The substitution method is a valuable technique in integral calculus, aiding in transforming complex integrals into more manageable forms. In the problem, we aim to solve the integral \( \int \frac{y}{\sqrt{5-y}} \, dy \). Often, this method involves recognizing parts of the integrand that can be replaced with simpler expressions.
This can frequently occur when you spot a composition of functions, such as variables inside a square root or exponent, which can be rewritten through substitution.
To apply this, you identify a substitution that simplifies the integral. Here, we substitute \( u = 5 - y \). This transforms our unfamiliar integral into a more familiar expression in terms of \( u \).

Some key steps include:

• Choose a substitution based on part of the integrand.
• Calculate the differential of \( u \), here \( du = -dy \).
• Rewrite the integral in terms of \( u \) and \( du \).

These steps are fundamental in reducing complexity, allowing you to solve the integral step by step.

Integrating expressions involving square roots can initially seem daunting due to their complexity. However, they can become manageable with substitution.
In our exercise, after the substitution \( u = 5 - y \), it simplified our integral to deal with square roots more easily. Square root integration essentially focuses on expressions like \( \sqrt{u} \) and demands careful separation to achieve solvable results.

For this exercise, the integral \( \int \frac{(5-u)}{\sqrt{u}} \, du \) is separated into two distinct parts:

• \( \int \frac{5}{\sqrt{u}} \, du \)
• \( \int \frac{u}{\sqrt{u}} \, du \)

These parts break down into more straightforward terms: \( 5 \int u^{-1/2} \, du \) and \( \int u^{1/2} \, du \). Each of these can be integrated using power rules for integration, thus transforming perceived complexity into more approachable forms.

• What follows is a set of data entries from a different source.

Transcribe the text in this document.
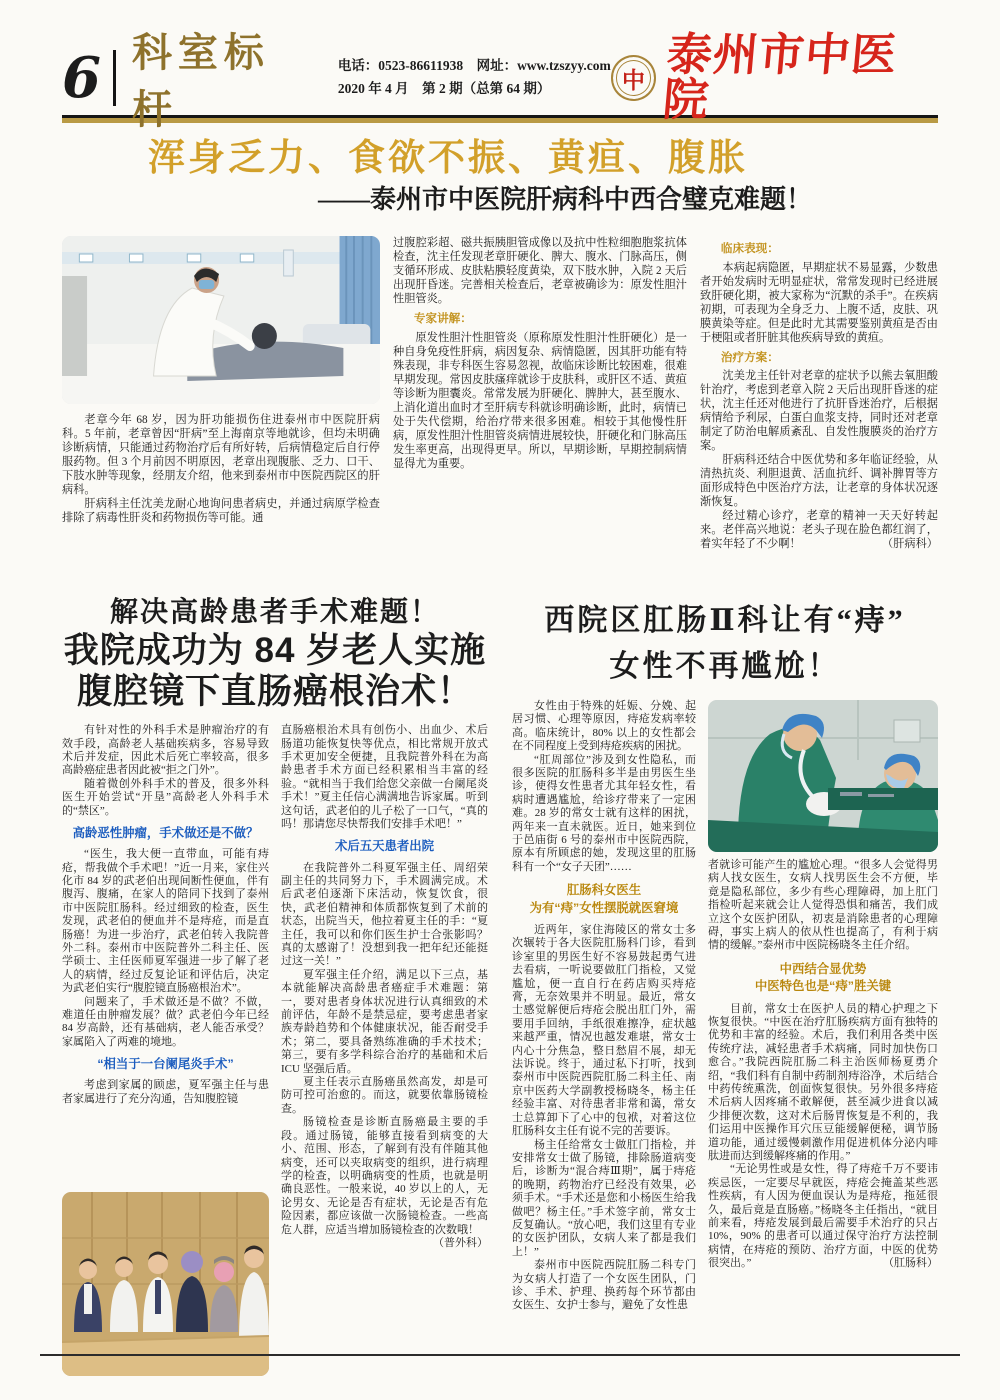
6 科室标杆
电话：0523-86611938　网址：www.tzszyy.com
2020 年 4 月　第 2 期（总第 64 期）	中 泰州市中医院
浑身乏力、食欲不振、黄疸、腹胀
——泰州市中医院肝病科中西合璧克难题！

老章今年 68 岁，因为肝功能损伤住进泰州市中医院肝病科。5 年前，老章曾因“肝病”至上海南京等地就诊，但均未明确诊断病情，只能通过药物治疗后有所好转，后病情稳定后自行停服药物。但 3 个月前因不明原因，老章出现腹胀、乏力、口干、下肢水肿等现象，经朋友介绍，他来到泰州市中医院西院区的肝病科。

肝病科主任沈美龙耐心地询问患者病史，并通过病原学检查排除了病毒性肝炎和药物损伤等可能。通

过腹腔彩超、磁共振胰胆管成像以及抗中性粒细胞胞浆抗体检查，沈主任发现老章肝硬化、脾大、腹水、门脉高压，侧支循环形成、皮肤粘膜轻度黄染，双下肢水肿，入院 2 天后出现肝昏迷。完善相关检查后，老章被确诊为：原发性胆汁性胆管炎。

专家讲解：

原发性胆汁性胆管炎（原称原发性胆汁性肝硬化）是一种自身免疫性肝病，病因复杂、病情隐匿，因其肝功能有特殊表现，非专科医生容易忽视，故临床诊断比较困难，很难早期发现。常因皮肤瘙痒就诊于皮肤科，或肝区不适、黄疸等诊断为胆囊炎。常常发展为肝硬化、脾肿大，甚至腹水、上消化道出血时才至肝病专科就诊明确诊断，此时，病情已处于失代偿期，给治疗带来很多困难。相较于其他慢性肝病，原发性胆汁性胆管炎病情进展较快，肝硬化和门脉高压发生率更高，出现得更早。所以，早期诊断，早期控制病情显得尤为重要。

临床表现：

本病起病隐匿，早期症状不易显露，少数患者开始发病时无明显症状，常常发现时已经进展致肝硬化期，被大家称为“沉默的杀手”。在疾病初期，可表现为全身乏力、上腹不适，皮肤、巩膜黄染等症。但是此时尤其需要鉴别黄疸是否由于梗阻或者肝脏其他疾病导致的黄疸。

治疗方案：

沈美龙主任针对老章的症状予以熊去氧胆酸针治疗，考虑到老章入院 2 天后出现肝昏迷的症状，沈主任还对他进行了抗肝昏迷治疗，后根据病情给予利尿，白蛋白血浆支持，同时还对老章制定了防治电解质紊乱、自发性腹膜炎的治疗方案。

肝病科还结合中医优势和多年临证经验，从清热抗炎、利胆退黄、活血抗纤、调补脾胃等方面形成特色中医治疗方法，让老章的身体状况逐渐恢复。

经过精心诊疗，老章的精神一天天好转起来。老伴高兴地说：老头子现在脸色都红润了，着实年轻了不少啊！	（肝病科）

解决高龄患者手术难题！
我院成功为 84 岁老人实施
腹腔镜下直肠癌根治术！

有针对性的外科手术是肿瘤治疗的有效手段，高龄老人基础疾病多，容易导致术后并发症，因此术后死亡率较高，很多高龄癌症患者因此被“拒之门外”。

随着微创外科手术的普及，很多外科医生开始尝试“开垦”高龄老人外科手术的“禁区”。

高龄恶性肿瘤，手术做还是不做？

“医生，我大便一直带血，可能有痔疮，帮我做个手术吧！”近一月来，家住兴化市 84 岁的武老伯出现间断性便血，伴有腹泻、腹痛，在家人的陪同下找到了泰州市中医院肛肠科。经过细致的检查，医生发现，武老伯的便血并不是痔疮，而是直肠癌！为进一步治疗，武老伯转入我院普外二科。泰州市中医院普外二科主任、医学硕士、主任医师夏军强进一步了解了老人的病情，经过反复论证和评估后，决定为武老伯实行“腹腔镜直肠癌根治术”。

问题来了，手术做还是不做？不做，难道任由肿瘤发展？做？武老伯今年已经 84 岁高龄，还有基础病，老人能否承受？家属陷入了两难的境地。

“相当于一台阑尾炎手术”

考虑到家属的顾虑，夏军强主任与患者家属进行了充分沟通，告知腹腔镜

直肠癌根治术具有创伤小、出血少、术后肠道功能恢复快等优点，相比常规开放式手术更加安全便捷，且我院普外科在为高龄患者手术方面已经积累相当丰富的经验。“就相当于我们给您父亲做一台阑尾炎手术！”夏主任信心满满地告诉家属。听到这句话，武老伯的儿子松了一口气，“真的吗！那请您尽快帮我们安排手术吧！”

术后五天患者出院

在我院普外二科夏军强主任、周绍荣副主任的共同努力下，手术圆满完成。术后武老伯逐渐下床活动，恢复饮食，很快，武老伯精神和体质都恢复到了术前的状态，出院当天，他拉着夏主任的手：“夏主任，我可以和你们医生护士合张影吗？真的太感谢了！没想到我一把年纪还能挺过这一关！”

夏军强主任介绍，满足以下三点，基本就能解决高龄患者癌症手术难题：第一，要对患者身体状况进行认真细致的术前评估，年龄不是禁忌症，要考虑患者家族寿龄趋势和个体健康状况，能否耐受手术；第二，要具备熟练准确的手术技术；第三，要有多学科综合治疗的基础和术后 ICU 坚强后盾。

夏主任表示直肠癌虽然高发，却是可防可控可治愈的。而这，就要依靠肠镜检查。

肠镜检查是诊断直肠癌最主要的手段。通过肠镜，能够直接看到病变的大小、范围、形态，了解到有没有伴随其他病变，还可以夹取病变的组织，进行病理学的检查，以明确病变的性质，也就是明确良恶性。一般来说，40 岁以上的人，无论男女、无论是否有症状，无论是否有危险因素，都应该做一次肠镜检查。一些高危人群，应适当增加肠镜检查的次数哦！
（普外科）

西院区肛肠Ⅱ科让有“痔”
女性不再尴尬！

女性由于特殊的妊娠、分娩、起居习惯、心理等原因，痔疮发病率较高。临床统计，80% 以上的女性都会在不同程度上受到痔疮疾病的困扰。

“肛周部位”涉及到女性隐私，而很多医院的肛肠科多半是由男医生坐诊，使得女性患者尤其年轻女性，看病时遭遇尴尬，给诊疗带来了一定困难。28 岁的常女士就有这样的困扰，两年来一直未就医。近日，她来到位于邑庙街 6 号的泰州市中医院西院，原本有所顾虑的她，发现这里的肛肠科有一个“女子天团”……

肛肠科女医生
为有“痔”女性摆脱就医窘境

近两年，家住海陵区的常女士多次辗转于各大医院肛肠科门诊，看到诊室里的男医生好不容易鼓起勇气进去看病，一听说要做肛门指检，又觉尴尬，便一直自行在药店购买痔疮膏，无奈效果并不明显。最近，常女士感觉解便后痔疮会脱出肛门外，需要用手回纳，手纸很难擦净，症状越来越严重，情况也越发难堪，常女士内心十分焦急，整日愁眉不展，却无法诉说。终于，通过私下打听，找到泰州市中医院西院肛肠二科主任、南京中医药大学副教授杨晓冬，杨主任经验丰富、对待患者非常和蔼，常女士总算卸下了心中的包袱，对着这位肛肠科女主任有说不完的苦要诉。

杨主任给常女士做肛门指检，并安排常女士做了肠镜，排除肠道病变后，诊断为“混合痔Ⅲ期”，属于痔疮的晚期，药物治疗已经没有效果，必须手术。“手术还是您和小杨医生给我做吧？杨主任。”手术签字前，常女士反复确认。“放心吧，我们这里有专业的女医护团队，女病人来了都是我们上！”

泰州市中医院西院肛肠二科专门为女病人打造了一个女医生团队，门诊、手术、护理、换药每个环节都由女医生、女护士参与，避免了女性患

者就诊可能产生的尴尬心理。“很多人会觉得男病人找女医生，女病人找男医生会不方便，毕竟是隐私部位，多少有些心理障碍，加上肛门指检听起来就会让人觉得恐惧和痛苦，我们成立这个女医护团队，初衷是消除患者的心理障碍，事实上病人的依从性也提高了，有利于病情的缓解。”泰州市中医院杨晓冬主任介绍。

中西结合显优势
中医特色也是“痔”胜关键

目前，常女士在医护人员的精心护理之下恢复很快。“中医在治疗肛肠疾病方面有独特的优势和丰富的经验。术后，我们利用各类中医传统疗法，减轻患者手术病痛，同时加快伤口愈合。”我院西院肛肠二科主治医师杨夏勇介绍，“我们科有自制中药制剂痔浴净，术后结合中药传统熏洗，创面恢复很快。另外很多痔疮术后病人因疼痛不敢解便，甚至减少进食以减少排便次数，这对术后肠胃恢复是不利的，我们运用中医操作耳穴压豆能缓解便秘，调节肠道功能，通过缓慢刺激作用促进机体分泌内啡肽进而达到缓解疼痛的作用。”

“无论男性或是女性，得了痔疮千万不要讳疾忌医，一定要尽早就医，痔疮会掩盖某些恶性疾病，有人因为便血误认为是痔疮，拖延很久，最后竟是直肠癌。”杨晓冬主任指出，“就目前来看，痔疮发展到最后需要手术治疗的只占 10%，90% 的患者可以通过保守治疗方法控制病情，在痔疮的预防、治疗方面，中医的优势很突出。”	（肛肠科）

The final essential step in substitution problems is back substitution. After solving the integral in terms of \( u \), it becomes necessary to revert to the original variable to reach the solution appropriate for the problem.
Back substitution involves replacing \( u \) with its original expression, which was \( u = 5 - y \) in our exercise.
This replacement converts the solution expressed in terms of \( u \) back to terms of \( y \), which is important because it aligns the solution with the original problem statement.

Incorporating back substitution is done as follows:

• Take the evaluated integral in terms of \( u \): \(-(10\sqrt{u} - \frac{2}{3}u^{3/2}) + C\)
• Replace \( u \) with \( 5 - y \), giving: \(-(10\sqrt{5-y} - \frac{2}{3}(5-y)^{3/2}) + C\)

This step ensures your final answer reflects the integrand's original variable, completing the problem-solving journey efficiently.